Am 29.02.24 um 12:48 schrieb Vladimir Sementsov-Ogievskiy:
On 29.02.24 13:11, Fiona Ebner wrote:
The iotest creates a new target image for each incremental sync which
only records the diff relative to the previous mirror and those diff
images are later rebased onto each other to get the full picture.
Thus, it can be that a previous mirror job (not just background process
or previous write) already copied a cluster, and in particular, copied
it to a different target!
Aha understand.
For simplicity, let's consider case, when source "cluster size" = "job
cluster size" = "bitmap granularity" = "target cluster size".
Which types of clusters we should consider, when we want to handle guest
write?
1. Clusters, that should be copied by background process
These are dirty clusters from user-given bitmap, or if we do a full-disk
mirror, all clusters, not yet copied by background process.
For such clusters we simply ignore the unaligned write. We can even
ignore the aligned write too: less disturbing the guest by delays.
Since do_sync_target_write() currently doesn't ignore aligned writes, I
wouldn't change it. Of course they can count towards the "done_bitmap"
you propose below.
2. Clusters, already copied by background process during this mirror job
and not dirtied by guest since this time.
For such clusters we are safe to do unaligned write, as target cluster
must be allocated.
Right.
3. Clusters, not marked initially by dirty bitmap.
What to do with them? We can't do unaligned write. I see two variants:
- do additional read from source, to fill the whole cluster, which seems
a bit too heavy
Yes, I'd rather only do that as a last resort.
- just mark the cluster as dirty for background job. So we behave like
in "background" mode. But why not?
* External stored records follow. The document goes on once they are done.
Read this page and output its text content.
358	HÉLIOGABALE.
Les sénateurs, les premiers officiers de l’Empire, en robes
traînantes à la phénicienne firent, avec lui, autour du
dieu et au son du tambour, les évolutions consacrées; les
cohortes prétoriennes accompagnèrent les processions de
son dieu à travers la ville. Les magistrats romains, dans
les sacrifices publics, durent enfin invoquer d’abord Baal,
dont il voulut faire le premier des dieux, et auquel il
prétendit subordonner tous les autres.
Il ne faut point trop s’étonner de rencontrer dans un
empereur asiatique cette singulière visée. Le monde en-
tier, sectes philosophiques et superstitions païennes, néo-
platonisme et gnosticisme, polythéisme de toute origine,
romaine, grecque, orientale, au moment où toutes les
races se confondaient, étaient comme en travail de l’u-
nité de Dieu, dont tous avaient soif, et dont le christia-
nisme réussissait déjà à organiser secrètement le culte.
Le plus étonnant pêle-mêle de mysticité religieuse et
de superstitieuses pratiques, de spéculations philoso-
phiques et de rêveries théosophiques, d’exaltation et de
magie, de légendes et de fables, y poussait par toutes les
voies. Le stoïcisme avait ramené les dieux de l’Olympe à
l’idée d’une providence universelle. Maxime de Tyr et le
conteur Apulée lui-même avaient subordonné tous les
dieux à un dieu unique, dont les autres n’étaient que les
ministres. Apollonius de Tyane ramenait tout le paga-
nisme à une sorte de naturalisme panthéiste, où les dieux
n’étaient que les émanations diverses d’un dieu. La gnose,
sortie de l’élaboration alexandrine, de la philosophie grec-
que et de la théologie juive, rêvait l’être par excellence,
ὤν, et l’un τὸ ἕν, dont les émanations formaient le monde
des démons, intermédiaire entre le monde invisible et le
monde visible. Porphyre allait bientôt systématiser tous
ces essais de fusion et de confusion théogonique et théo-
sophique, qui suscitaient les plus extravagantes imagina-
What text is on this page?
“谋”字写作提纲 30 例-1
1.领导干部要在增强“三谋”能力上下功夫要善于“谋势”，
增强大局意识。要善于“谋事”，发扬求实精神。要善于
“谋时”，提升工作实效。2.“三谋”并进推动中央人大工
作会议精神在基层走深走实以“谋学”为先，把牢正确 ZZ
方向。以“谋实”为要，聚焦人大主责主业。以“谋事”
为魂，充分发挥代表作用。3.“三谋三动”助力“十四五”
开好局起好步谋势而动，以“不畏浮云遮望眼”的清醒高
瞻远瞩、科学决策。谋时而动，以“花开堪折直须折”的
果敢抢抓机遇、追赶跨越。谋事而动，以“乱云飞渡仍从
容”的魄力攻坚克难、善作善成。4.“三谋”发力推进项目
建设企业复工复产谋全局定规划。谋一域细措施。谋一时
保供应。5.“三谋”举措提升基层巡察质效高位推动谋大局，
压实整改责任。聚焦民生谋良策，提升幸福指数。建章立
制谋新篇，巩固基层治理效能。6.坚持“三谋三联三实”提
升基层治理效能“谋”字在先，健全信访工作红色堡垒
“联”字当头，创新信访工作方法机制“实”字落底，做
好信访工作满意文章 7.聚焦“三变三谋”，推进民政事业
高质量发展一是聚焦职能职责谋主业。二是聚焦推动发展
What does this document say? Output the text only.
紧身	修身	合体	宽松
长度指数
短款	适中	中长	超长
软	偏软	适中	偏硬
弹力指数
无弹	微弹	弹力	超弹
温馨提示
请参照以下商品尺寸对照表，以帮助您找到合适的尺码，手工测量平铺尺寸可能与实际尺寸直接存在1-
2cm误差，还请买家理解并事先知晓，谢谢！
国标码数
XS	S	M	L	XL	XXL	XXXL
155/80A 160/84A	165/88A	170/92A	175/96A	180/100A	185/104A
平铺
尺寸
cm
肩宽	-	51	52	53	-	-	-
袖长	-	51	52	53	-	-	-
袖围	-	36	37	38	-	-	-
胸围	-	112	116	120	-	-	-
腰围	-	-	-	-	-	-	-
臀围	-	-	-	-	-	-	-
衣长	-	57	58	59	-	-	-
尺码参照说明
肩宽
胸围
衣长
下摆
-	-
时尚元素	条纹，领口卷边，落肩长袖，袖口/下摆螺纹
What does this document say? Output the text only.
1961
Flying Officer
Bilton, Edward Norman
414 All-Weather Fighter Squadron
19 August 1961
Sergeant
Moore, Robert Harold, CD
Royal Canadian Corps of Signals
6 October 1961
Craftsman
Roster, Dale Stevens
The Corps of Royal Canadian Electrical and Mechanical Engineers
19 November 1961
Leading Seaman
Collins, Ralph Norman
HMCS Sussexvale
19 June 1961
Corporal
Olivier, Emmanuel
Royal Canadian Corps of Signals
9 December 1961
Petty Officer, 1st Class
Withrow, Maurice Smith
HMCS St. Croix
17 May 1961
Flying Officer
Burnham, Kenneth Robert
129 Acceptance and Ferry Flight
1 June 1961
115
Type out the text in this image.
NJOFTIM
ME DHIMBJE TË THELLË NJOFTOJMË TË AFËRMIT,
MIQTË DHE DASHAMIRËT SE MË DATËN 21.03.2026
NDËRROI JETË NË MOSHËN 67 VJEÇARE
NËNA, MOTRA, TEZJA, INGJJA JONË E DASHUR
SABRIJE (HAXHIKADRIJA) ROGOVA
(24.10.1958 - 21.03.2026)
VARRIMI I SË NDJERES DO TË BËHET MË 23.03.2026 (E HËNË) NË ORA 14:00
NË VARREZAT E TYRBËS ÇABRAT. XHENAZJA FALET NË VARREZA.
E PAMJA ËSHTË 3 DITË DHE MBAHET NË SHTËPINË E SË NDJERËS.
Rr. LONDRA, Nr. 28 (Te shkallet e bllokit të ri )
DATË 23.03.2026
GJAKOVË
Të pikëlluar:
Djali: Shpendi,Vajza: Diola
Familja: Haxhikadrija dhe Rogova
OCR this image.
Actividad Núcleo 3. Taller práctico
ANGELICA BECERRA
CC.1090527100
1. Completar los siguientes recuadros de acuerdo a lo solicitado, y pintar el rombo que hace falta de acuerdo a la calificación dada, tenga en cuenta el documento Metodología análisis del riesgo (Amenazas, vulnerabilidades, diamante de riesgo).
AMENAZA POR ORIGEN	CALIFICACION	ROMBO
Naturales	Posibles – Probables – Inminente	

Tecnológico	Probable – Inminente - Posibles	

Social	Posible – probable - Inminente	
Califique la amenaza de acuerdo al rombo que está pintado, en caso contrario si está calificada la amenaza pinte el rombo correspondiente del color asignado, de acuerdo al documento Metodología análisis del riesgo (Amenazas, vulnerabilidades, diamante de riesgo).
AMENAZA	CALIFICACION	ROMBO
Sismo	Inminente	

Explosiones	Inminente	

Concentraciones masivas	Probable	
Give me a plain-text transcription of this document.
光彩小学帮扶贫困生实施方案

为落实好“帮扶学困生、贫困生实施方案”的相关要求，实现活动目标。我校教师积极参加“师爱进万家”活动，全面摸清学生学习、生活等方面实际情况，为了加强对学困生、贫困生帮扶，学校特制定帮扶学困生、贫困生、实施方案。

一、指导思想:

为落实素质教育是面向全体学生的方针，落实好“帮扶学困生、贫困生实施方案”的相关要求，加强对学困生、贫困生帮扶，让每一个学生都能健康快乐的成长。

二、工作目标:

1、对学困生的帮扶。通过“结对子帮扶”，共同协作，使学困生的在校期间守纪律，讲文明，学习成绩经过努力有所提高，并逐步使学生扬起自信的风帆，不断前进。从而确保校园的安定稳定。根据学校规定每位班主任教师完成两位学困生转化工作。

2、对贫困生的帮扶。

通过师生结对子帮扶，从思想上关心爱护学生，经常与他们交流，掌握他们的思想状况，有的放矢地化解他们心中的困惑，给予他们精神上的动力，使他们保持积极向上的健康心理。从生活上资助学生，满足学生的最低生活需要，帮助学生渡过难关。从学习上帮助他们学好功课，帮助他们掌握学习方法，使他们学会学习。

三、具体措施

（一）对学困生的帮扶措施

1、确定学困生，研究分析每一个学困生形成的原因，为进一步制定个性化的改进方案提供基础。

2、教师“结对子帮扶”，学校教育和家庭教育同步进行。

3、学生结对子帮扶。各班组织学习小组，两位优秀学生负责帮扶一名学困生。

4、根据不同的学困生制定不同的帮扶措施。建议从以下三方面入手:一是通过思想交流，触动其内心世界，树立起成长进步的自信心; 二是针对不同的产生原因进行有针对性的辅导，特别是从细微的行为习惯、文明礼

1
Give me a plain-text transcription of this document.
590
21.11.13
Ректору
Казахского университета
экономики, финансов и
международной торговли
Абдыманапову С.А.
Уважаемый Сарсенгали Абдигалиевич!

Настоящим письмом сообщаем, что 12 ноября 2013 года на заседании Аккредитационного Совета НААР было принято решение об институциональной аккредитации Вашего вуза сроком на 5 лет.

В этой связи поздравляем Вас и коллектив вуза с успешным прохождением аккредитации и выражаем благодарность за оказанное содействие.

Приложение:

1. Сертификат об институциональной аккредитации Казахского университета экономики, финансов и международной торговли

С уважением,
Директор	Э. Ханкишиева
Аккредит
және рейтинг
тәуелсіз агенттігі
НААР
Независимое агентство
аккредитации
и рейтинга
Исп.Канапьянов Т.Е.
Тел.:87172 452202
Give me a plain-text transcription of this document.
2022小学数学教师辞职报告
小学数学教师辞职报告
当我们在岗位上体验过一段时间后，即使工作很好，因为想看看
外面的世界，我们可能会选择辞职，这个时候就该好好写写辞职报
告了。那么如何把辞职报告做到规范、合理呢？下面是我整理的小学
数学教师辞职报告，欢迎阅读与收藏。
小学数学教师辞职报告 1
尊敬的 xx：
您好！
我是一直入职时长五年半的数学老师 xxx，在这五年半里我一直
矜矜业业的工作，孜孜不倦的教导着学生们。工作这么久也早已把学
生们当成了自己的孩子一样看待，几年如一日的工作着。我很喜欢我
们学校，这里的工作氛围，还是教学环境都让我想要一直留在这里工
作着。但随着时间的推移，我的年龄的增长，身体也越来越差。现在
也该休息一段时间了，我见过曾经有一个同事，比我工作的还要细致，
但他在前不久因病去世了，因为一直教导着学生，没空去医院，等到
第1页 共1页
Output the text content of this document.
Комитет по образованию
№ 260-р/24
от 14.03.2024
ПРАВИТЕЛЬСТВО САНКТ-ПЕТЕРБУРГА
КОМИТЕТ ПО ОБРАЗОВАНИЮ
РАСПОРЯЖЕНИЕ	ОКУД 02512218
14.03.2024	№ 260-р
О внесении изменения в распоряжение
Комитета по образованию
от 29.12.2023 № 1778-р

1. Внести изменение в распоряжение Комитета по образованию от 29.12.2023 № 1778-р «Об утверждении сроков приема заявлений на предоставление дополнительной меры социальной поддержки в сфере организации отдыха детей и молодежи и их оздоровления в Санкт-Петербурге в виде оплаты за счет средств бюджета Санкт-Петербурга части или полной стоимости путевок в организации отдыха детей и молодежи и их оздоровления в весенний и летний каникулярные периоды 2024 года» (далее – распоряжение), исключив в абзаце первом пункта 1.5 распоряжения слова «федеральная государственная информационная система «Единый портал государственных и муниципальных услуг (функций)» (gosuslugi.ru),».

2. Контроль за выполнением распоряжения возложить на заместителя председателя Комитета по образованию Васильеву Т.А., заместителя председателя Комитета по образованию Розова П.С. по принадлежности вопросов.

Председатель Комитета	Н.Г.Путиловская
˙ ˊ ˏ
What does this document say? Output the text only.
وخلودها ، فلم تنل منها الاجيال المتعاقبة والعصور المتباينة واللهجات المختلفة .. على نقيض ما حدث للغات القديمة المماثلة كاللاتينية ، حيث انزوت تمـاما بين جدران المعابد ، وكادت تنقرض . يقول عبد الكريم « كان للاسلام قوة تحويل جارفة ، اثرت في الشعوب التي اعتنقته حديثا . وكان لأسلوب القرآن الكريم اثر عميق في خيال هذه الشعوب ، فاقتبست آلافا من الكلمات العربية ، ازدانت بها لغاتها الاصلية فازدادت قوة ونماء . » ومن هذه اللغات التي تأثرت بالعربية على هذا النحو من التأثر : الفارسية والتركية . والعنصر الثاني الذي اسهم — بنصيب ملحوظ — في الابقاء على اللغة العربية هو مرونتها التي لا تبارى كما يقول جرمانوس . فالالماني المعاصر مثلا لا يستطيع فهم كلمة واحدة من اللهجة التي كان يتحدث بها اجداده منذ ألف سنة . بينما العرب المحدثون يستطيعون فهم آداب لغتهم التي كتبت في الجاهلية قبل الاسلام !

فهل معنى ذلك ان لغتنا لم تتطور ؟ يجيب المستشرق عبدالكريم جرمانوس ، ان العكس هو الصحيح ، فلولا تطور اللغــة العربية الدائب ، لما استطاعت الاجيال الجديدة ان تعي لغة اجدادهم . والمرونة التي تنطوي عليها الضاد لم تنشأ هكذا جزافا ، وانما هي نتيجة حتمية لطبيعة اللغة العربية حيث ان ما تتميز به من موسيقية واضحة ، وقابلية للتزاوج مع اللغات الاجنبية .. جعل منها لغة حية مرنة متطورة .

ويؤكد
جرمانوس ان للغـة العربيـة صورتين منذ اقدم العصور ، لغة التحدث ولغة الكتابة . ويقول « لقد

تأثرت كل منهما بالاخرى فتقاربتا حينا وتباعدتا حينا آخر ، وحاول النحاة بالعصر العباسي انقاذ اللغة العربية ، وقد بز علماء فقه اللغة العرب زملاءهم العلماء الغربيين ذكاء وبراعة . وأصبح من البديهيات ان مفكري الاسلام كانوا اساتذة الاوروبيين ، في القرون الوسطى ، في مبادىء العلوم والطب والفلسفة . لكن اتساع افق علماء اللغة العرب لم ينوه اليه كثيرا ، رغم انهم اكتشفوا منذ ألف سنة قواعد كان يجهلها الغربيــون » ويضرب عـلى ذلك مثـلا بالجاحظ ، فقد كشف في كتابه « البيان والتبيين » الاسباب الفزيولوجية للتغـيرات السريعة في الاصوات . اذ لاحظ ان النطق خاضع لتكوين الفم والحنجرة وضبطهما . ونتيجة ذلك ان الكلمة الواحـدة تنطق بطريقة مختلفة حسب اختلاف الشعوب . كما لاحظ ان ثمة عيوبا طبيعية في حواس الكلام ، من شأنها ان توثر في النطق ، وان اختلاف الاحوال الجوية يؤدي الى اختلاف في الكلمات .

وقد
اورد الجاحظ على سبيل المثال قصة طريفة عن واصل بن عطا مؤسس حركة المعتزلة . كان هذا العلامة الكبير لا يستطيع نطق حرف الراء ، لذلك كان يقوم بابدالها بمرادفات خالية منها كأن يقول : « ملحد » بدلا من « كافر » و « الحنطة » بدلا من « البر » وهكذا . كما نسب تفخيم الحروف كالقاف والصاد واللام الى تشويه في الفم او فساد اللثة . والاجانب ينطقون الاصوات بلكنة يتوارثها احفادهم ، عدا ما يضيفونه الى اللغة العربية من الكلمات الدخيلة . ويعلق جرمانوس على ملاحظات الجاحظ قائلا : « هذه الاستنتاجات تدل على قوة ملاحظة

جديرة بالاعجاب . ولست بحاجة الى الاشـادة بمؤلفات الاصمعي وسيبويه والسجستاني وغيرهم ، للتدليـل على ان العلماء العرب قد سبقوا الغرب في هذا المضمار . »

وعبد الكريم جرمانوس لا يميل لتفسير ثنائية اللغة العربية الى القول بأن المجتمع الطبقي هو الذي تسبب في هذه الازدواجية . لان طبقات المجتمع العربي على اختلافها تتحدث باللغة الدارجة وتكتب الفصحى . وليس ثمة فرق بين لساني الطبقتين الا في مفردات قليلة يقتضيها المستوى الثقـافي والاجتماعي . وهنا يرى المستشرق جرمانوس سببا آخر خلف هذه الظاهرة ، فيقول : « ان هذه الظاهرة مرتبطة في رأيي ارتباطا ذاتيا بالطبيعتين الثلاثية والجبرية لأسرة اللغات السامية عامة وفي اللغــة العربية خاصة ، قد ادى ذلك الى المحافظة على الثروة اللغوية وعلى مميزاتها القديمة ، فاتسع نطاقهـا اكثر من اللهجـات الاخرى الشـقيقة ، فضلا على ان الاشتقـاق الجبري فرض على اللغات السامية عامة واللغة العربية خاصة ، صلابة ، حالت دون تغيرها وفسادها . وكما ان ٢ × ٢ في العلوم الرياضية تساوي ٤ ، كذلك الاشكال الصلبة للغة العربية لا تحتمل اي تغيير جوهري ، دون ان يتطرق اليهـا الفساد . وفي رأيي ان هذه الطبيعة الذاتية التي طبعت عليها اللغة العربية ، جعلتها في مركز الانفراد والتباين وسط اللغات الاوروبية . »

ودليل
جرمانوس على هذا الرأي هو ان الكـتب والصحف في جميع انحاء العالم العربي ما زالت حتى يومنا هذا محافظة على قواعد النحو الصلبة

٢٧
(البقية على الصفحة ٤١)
The maximum count of such "hacks" is
limited to number of "clear" clusters at start of mirror job, which
means that we don't seriously affect the convergence. Mirror is
guaranteed to converge anyway. And the whole sense of "write-blocking"
mode is to have a guaranteed convergence. What do you think?
It could lead to a lot of flips between job->actively_synced == true and
== false. AFAIU, currently, we only switch back from true to false when
an error happens. While I don't see a concrete issue with it, at least
it might be unexpected to users, so it better be documented.
I'll try going with this approach, thanks!